Gökçe et al.  have evaluated a group of 242 patients from 10 centres with high-risk non-muscle-invasive bladder cancer (NMIBC) who underwent repeat resection and subsequent follow-up treatment, including induction and maintenance BCG for at least 1 year. They included patients who had repeat transurethral resection (TUR) within 90 days and excluded anyone who was upstaged to T2 or who did not complete 1 year of maintenance BCG. They divided patients into two groups according to time to second TUR, Group A (14–42 days) and Group B (43–90 days). The groups were similar in terms of patient age and gender, tumour multifocality, presence of carcinoma in situ (CIS), and stage and grade. The only factors on multivariable analysis that were statistically significant predictors of recurrence were grade, associated CIS, and time to second TUR. Only grade and time to second TUR were significant predictors of progression.
Figures 1 and 2 in the paper show an enormous difference in both recurrence-free survival and progression-free survival according to time to second TUR. For both outcomes, 42 days seemed to be the ‘magic number’, since re-TUR after 42 days was associated with much worse outcome. Patients who had repeat TUR at >42 days had nearly double the rate of both recurrence and progression than those who had repeat TUR within 6 weeks.

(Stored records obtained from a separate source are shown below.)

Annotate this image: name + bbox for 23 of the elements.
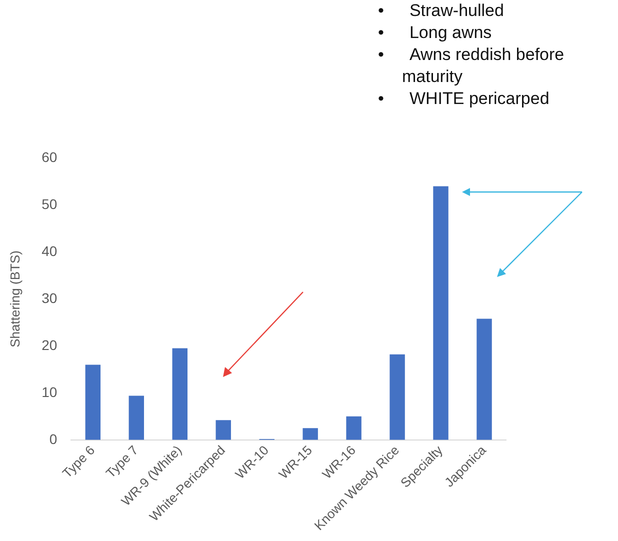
y-tick-label: 20: [42, 336, 58, 353]
bar: [346, 416, 362, 440]
y-tick-label: 0: [49, 430, 58, 447]
y-tick-label: 60: [42, 148, 58, 165]
bar: [476, 318, 492, 440]
text: • Straw-hulled: [378, 0, 505, 22]
bar: [433, 186, 448, 440]
y-tick-label: 40: [42, 242, 58, 259]
text: • Awns reddish before maturity: [378, 44, 566, 88]
x-tick-label: Type 6: [59, 442, 98, 481]
bar: [85, 364, 101, 440]
bar: [216, 420, 231, 440]
y-tick-label: 30: [42, 290, 58, 306]
bar: [172, 348, 188, 440]
bar: [390, 354, 405, 440]
y-tick-label: 10: [42, 384, 58, 400]
x-tick-label: Type 7: [102, 442, 142, 481]
y-tick-label: 50: [42, 196, 58, 212]
text: • Long awns: [378, 22, 493, 44]
bar: [128, 396, 144, 440]
y-axis-title: Shattering (BTS): [7, 250, 22, 348]
text: • WHITE pericarped: [378, 88, 550, 110]
bar: [302, 428, 318, 440]
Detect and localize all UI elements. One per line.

This is quite a dramatic result, and it is hard to imagine biologically how such an effect could be explained. Second TUR has two primary objectives, to identify occult muscle-invasive disease, and to remove tumour that was inadvertently left behind at the first resection. Both of these goals have been shown to be important and to result in better outcomes compared with no repeat TUR . However, in this study , patients who had repeat TUR at >6 weeks after the initial resection had a progression rate similar to those in prior studies who had no second TUR at all . What could be occurring that would cause a delay of just a few weeks in second TUR to double the risk of subsequent progression of disease?

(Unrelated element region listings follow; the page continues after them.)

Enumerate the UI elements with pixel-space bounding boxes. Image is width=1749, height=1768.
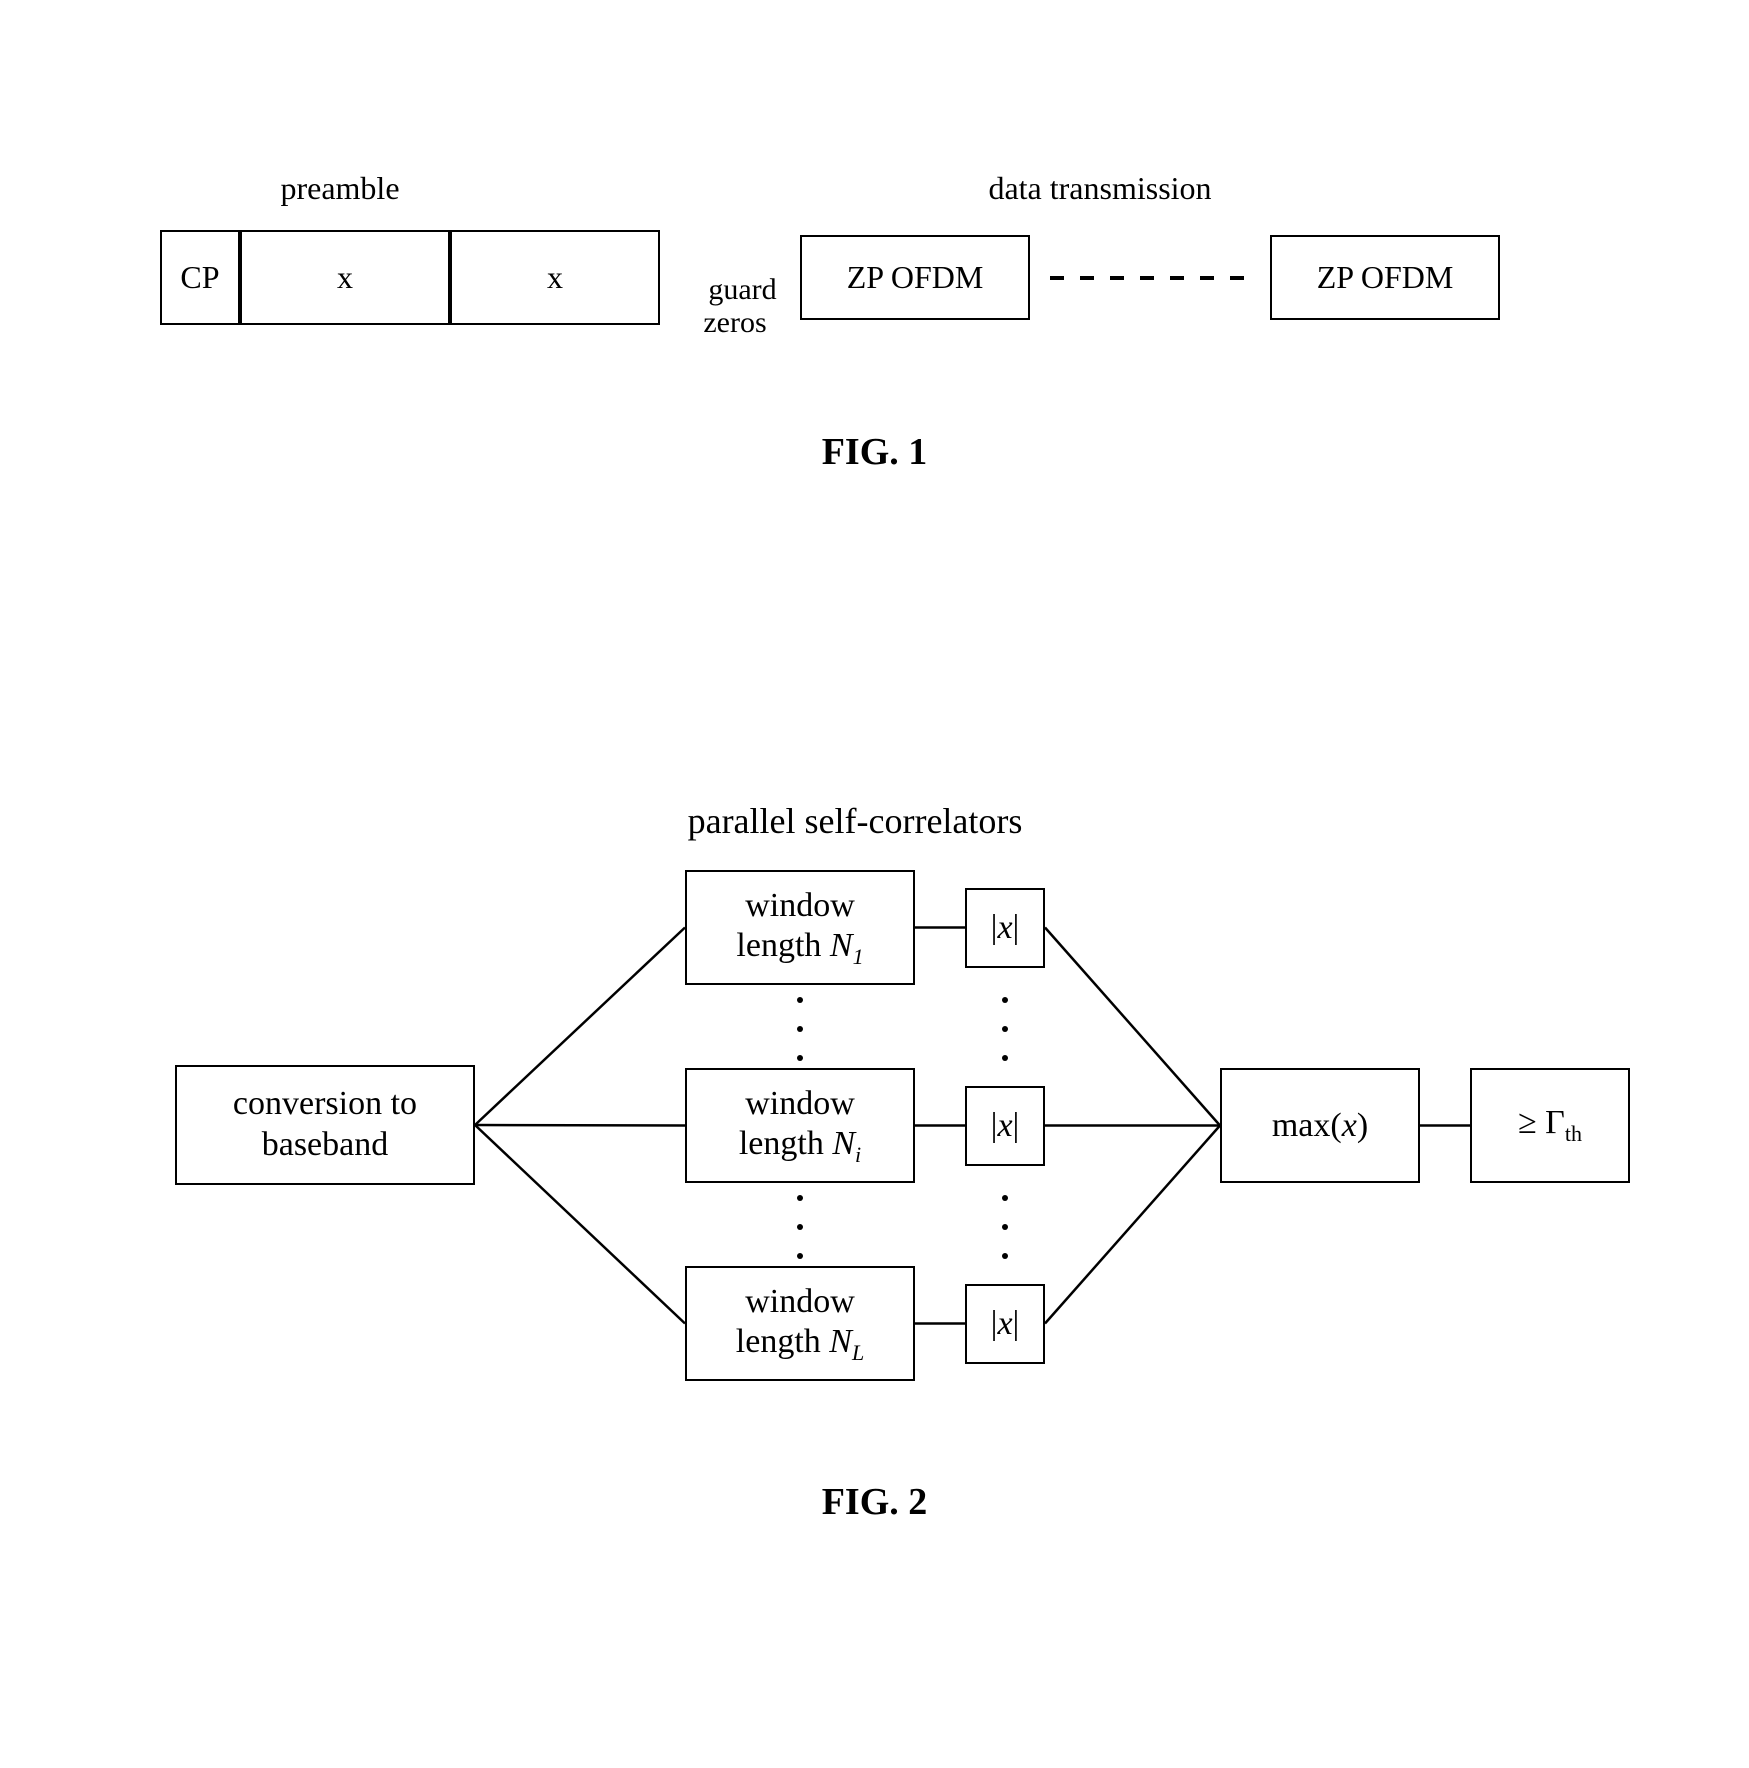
fig2-thr-text: ≥ Γth	[1518, 1104, 1582, 1147]
fig1-cp-box: CP	[160, 230, 240, 325]
fig2-caption: FIG. 2	[0, 1480, 1749, 1524]
fig1-x2-text: x	[547, 259, 563, 296]
fig1-cp-text: CP	[180, 259, 219, 296]
fig2-abs3-box: |x|	[965, 1284, 1045, 1364]
fig2-abs2-text: |x|	[991, 1107, 1020, 1145]
fig1-data-text: data transmission	[988, 170, 1211, 206]
fig2-abs2-box: |x|	[965, 1086, 1045, 1166]
fig2-thr-box: ≥ Γth	[1470, 1068, 1630, 1183]
fig1-zp2-text: ZP OFDM	[1317, 259, 1454, 296]
fig2-baseband-text: conversion to baseband	[233, 1084, 417, 1166]
fig1-zp2-box: ZP OFDM	[1270, 235, 1500, 320]
fig2-header-text: parallel self-correlators	[688, 801, 1023, 841]
fig2-abs3-text: |x|	[991, 1305, 1020, 1343]
fig1-guard-label: guard zeros	[680, 240, 790, 339]
fig2-caption-text: FIG. 2	[822, 1481, 928, 1523]
fig2-win3-box: windowlength NL	[685, 1266, 915, 1381]
fig2-header-label: parallel self-correlators	[605, 800, 1105, 842]
fig2-win2-text: windowlength Ni	[739, 1084, 861, 1166]
fig2-win3-text: windowlength NL	[736, 1282, 864, 1364]
fig1-data-label: data transmission	[900, 170, 1300, 207]
fig2-win1-text: windowlength N1	[736, 886, 863, 968]
fig1-guard-text: guard zeros	[703, 273, 776, 339]
fig1-preamble-label: preamble	[240, 170, 440, 207]
fig2-abs1-text: |x|	[991, 909, 1020, 947]
fig2-win2-box: windowlength Ni	[685, 1068, 915, 1183]
fig1-x1-text: x	[337, 259, 353, 296]
fig2-win1-box: windowlength N1	[685, 870, 915, 985]
fig1-x1-box: x	[240, 230, 450, 325]
fig1-caption: FIG. 1	[0, 430, 1749, 474]
fig2-max-text: max(x)	[1272, 1107, 1368, 1145]
fig1-x2-box: x	[450, 230, 660, 325]
fig2-max-box: max(x)	[1220, 1068, 1420, 1183]
fig1-zp1-box: ZP OFDM	[800, 235, 1030, 320]
fig2-abs1-box: |x|	[965, 888, 1045, 968]
fig2-baseband-box: conversion to baseband	[175, 1065, 475, 1185]
fig1-preamble-text: preamble	[280, 170, 399, 206]
fig1-zp1-text: ZP OFDM	[847, 259, 984, 296]
fig1-caption-text: FIG. 1	[822, 431, 928, 473]
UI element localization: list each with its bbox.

This is a retrospective study without centralised pathology review, and no information is available about the reasons that patients had repeat TUR at an earlier or later interval, nor about the pathological findings at the repeat TUR. One must be wary that there is significant selection bias involved. There is a hint of this in the fact that the rate of residual tumour at repeat TUR in the two groups is very different (35% vs 53%). Perhaps the later group also had a higher rate of residual invasive components on the repeat resection? Herr et al.  have shown that residual T1 disease on repeat TUR is highly predictive of subsequent progression. Or alternatively, perhaps it is the delay in administration of BCG that really results in the worse outcome? Patients with a longer delay to repeat TUR by definition also have at least an equivalent delay in starting BCG.

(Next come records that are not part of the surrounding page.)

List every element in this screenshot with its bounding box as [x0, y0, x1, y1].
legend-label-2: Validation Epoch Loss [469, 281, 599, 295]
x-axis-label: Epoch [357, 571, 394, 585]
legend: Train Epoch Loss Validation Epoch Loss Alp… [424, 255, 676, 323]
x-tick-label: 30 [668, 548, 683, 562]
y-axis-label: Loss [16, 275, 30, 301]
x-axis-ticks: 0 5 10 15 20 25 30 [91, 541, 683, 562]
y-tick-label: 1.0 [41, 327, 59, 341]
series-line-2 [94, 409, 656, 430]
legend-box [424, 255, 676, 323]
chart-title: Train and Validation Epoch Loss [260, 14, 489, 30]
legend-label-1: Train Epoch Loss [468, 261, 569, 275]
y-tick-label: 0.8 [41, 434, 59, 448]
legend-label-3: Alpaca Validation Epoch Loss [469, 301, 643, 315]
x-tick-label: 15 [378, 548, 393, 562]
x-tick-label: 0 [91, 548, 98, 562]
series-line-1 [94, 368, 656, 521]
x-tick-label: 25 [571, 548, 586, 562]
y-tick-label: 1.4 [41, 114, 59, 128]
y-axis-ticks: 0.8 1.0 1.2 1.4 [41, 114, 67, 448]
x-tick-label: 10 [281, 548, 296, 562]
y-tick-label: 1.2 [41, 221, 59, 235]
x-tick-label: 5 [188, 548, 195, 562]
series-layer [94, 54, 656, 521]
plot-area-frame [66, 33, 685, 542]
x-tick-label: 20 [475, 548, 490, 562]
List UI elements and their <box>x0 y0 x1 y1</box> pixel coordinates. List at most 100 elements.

Although high-risk NMIBC can certainly be aggressive, it seems highly unlikely that a week or two-one way or another in terms of treatment would make such a huge difference in the outcome. However, this is a provocative study that remains to be validated. It will be useful to see if other groups with similar patient populations can duplicate these findings. For the time being, as a routine practice it makes sense to repeat the TUR sooner rather than later whenever possible.